Third, Plaintiff argues the ALJ incorrectly determined she had no significant side effects from her medication. On the contrary, substantial evidence supports the ALJ's conclusion. Medical records from December 19, 2014, January 25, 2016, September 26, 2016, and February 13, 2017, explicitly state she was “tolerating the medications” and had no side effects. Tr. 348, 299, 365-66, 386. On April 25, 2016, Plaintiff denied all side effects, except fatigue. Tr. 356. Although Plaintiff argues lipoatrophy was a side effect to her medication, the record reflects otherwise. On December 19, 2014, Dr. Chaudhry indicated “her form of lipoatrophy [was] likely related to her lupus” and was advised before being re-prescribed Plaquenil that it “potentially could make things worse, ” but because she already had severe lipoatrophy Plaintiff wanted to proceed with the prescription. Tr. 298.
Lastly, Plaintiff argues the ALJ incorrectly determined she did not report fatigue, and when she did, it was mild. The Court finds that this argument fails because substantial evidence supports her reports of only mild symptoms of fatigue. During the relevant period, there are limited instances of fatigue complaints. For example, on November 21, 2014, Plaintiff complained of “occasional fatigue.” Tr. 290. Treatment notes from January 5, 2016, describe her fatigue as “mild, ” Tr. 327, and on January 25, 2016, she denied fatigue. Tr. 348. In fact, many of her complaints of significant fatigue are documented in records from 2018 and 2019, which are outside of the relevant period. See Tr. 564-65, 576, 650, 654-56, 669. The ALJ's determination was based on the medical record, and he had no requirement to specifically ask her about fatigue during the hearing. Plaintiff bears the burden of proving her RFC. See Moore, 572 F.3d at 523.

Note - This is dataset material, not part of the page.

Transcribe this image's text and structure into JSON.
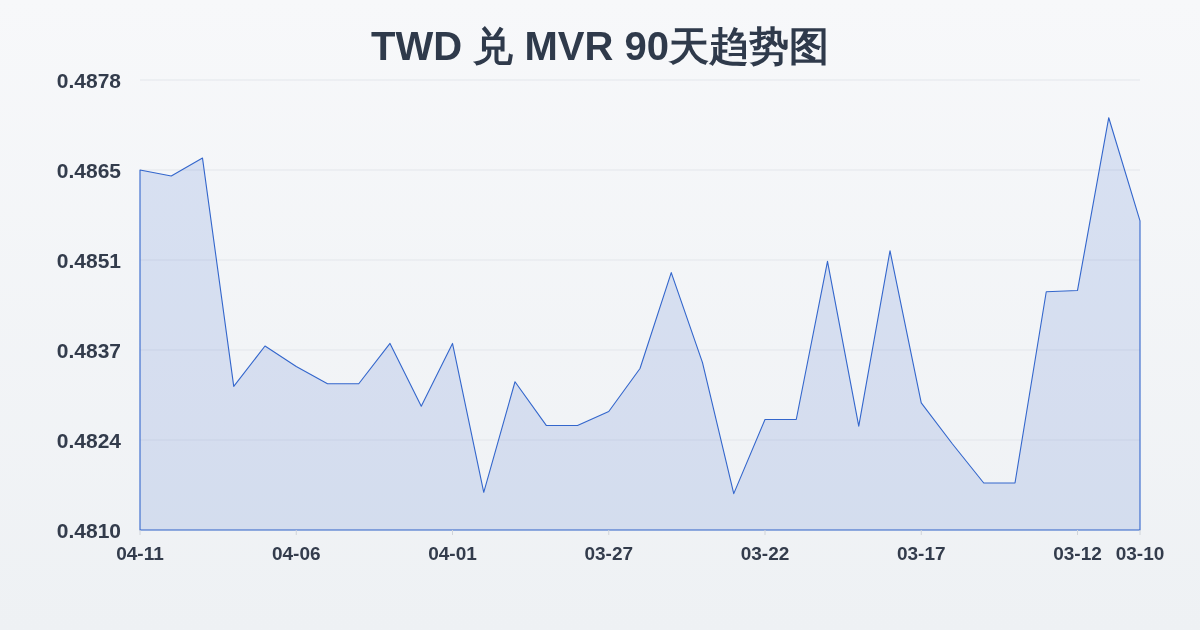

In conclusion, the Court finds the ALJ's RFC determination is consistent with the relevant evidence of the record as a whole, including the objective medical evidence and the observations of medical providers, as well as the medical opinion evidence and the evaluation of Plaintiff's subjective complaints.
Accordingly, IT IS HEREBY ORDERED that the decision of the Commissioner is AFFIRMED, and Plaintiff Unice M. Simmons' Complaint is DISMISSED, with prejudice. A separate judgment will accompany this Memorandum and Order.
IT IS FURTHER ORDERED that the Clerk of Court shall substitute Kilolo Kijakazi for Andrew M. Saul in the court record of this case.
So Ordered this 9th day of February, 2022.